What is the difference between a UFO and a WIP?
The terms overlap, and many quilters use them interchangeably. In general, a WIP (Work In Progress) is a project you are actively working on, while a UFO is one that has stalled and been set aside for a while. Both are simply projects that are not finished yet.
How many quilting projects should I have going at once?
There is no universal right number. The best WIP limit is one that matches your sewing pace and the time you realistically have. Many quilters find that three to five open projects is manageable. The key is to pick a number, treat it as a firm limit, and avoid starting new projects until you finish something.
How do I stop starting new quilting projects?
Capture the idea instead of starting the project. Keep a future projects idea list where you save inspiration photos and write down the pattern, fabrics, and details. This lets you honor the inspiration without adding to your pile, and without spending money yet. In Quiltacy, you can save these as a WIP record with the Priority set to "Someday" and revisit the list whenever you finish a project and free up a slot.
What should I do with UFOs I no longer want to finish?

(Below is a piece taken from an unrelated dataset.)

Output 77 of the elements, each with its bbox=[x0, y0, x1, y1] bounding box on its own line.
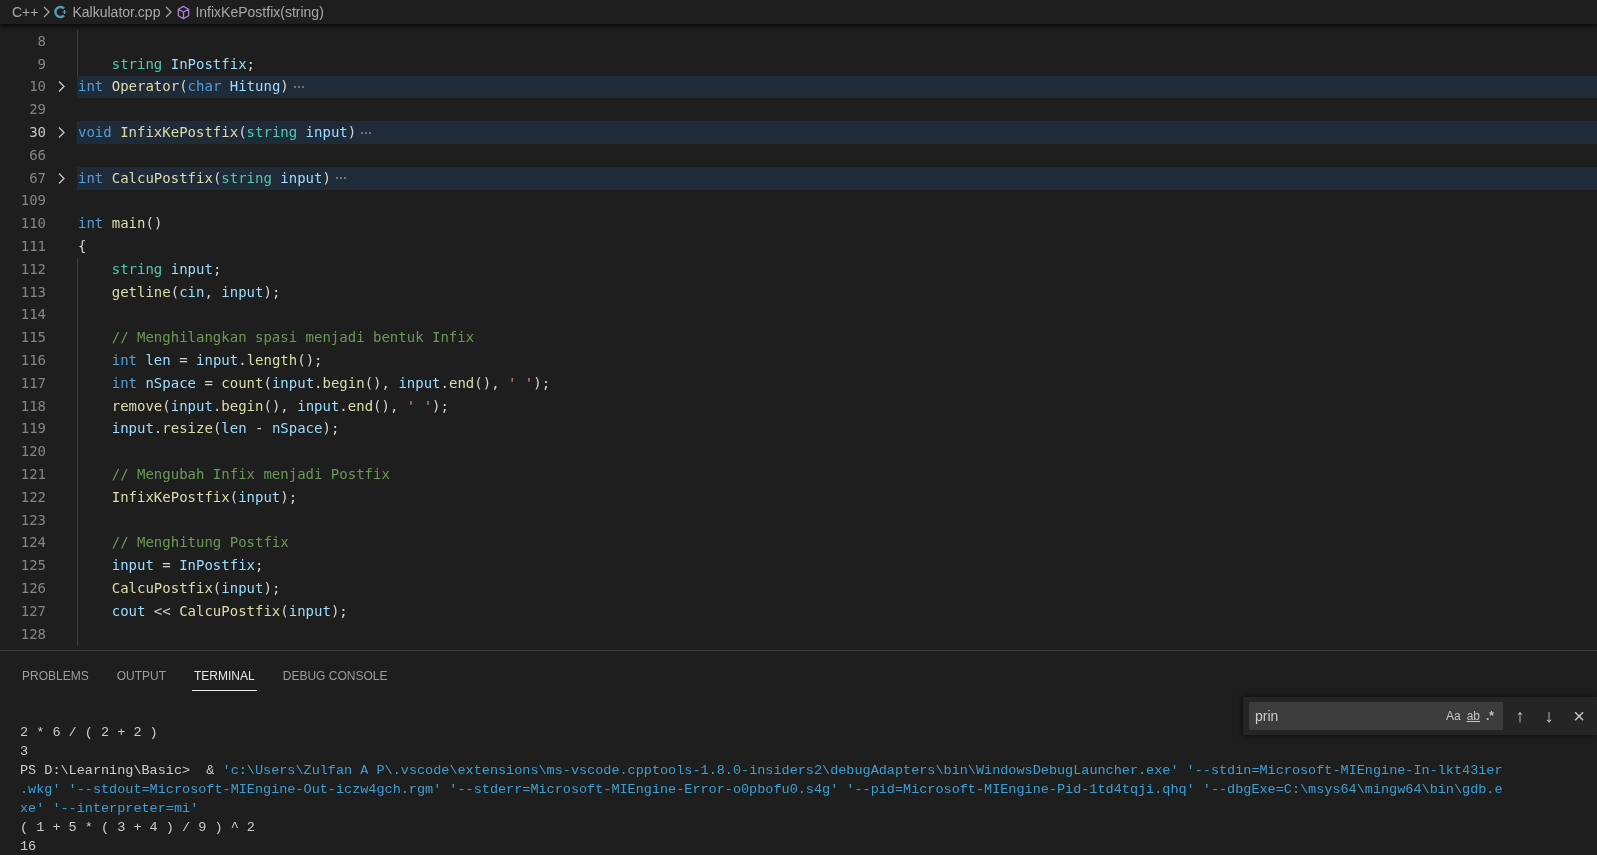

It is perfectly fine to let a project go. You can repurpose the fabric, gift the project and materials to another quilter, donate it to a charity quilting group, or simply retire the idea. Free up your time and energy for the quilts you actually want to make.
How does tracking my UFOs help?
Tracking makes your projects visible and specific instead of being weighed down by a vague sense of having "too many unfinished projects." When every open project and its current status are in one place, the pile becomes a finite, manageable list. You can see what is almost done, what has stalled, and what to tackle next, which makes the whole collection far less overwhelming.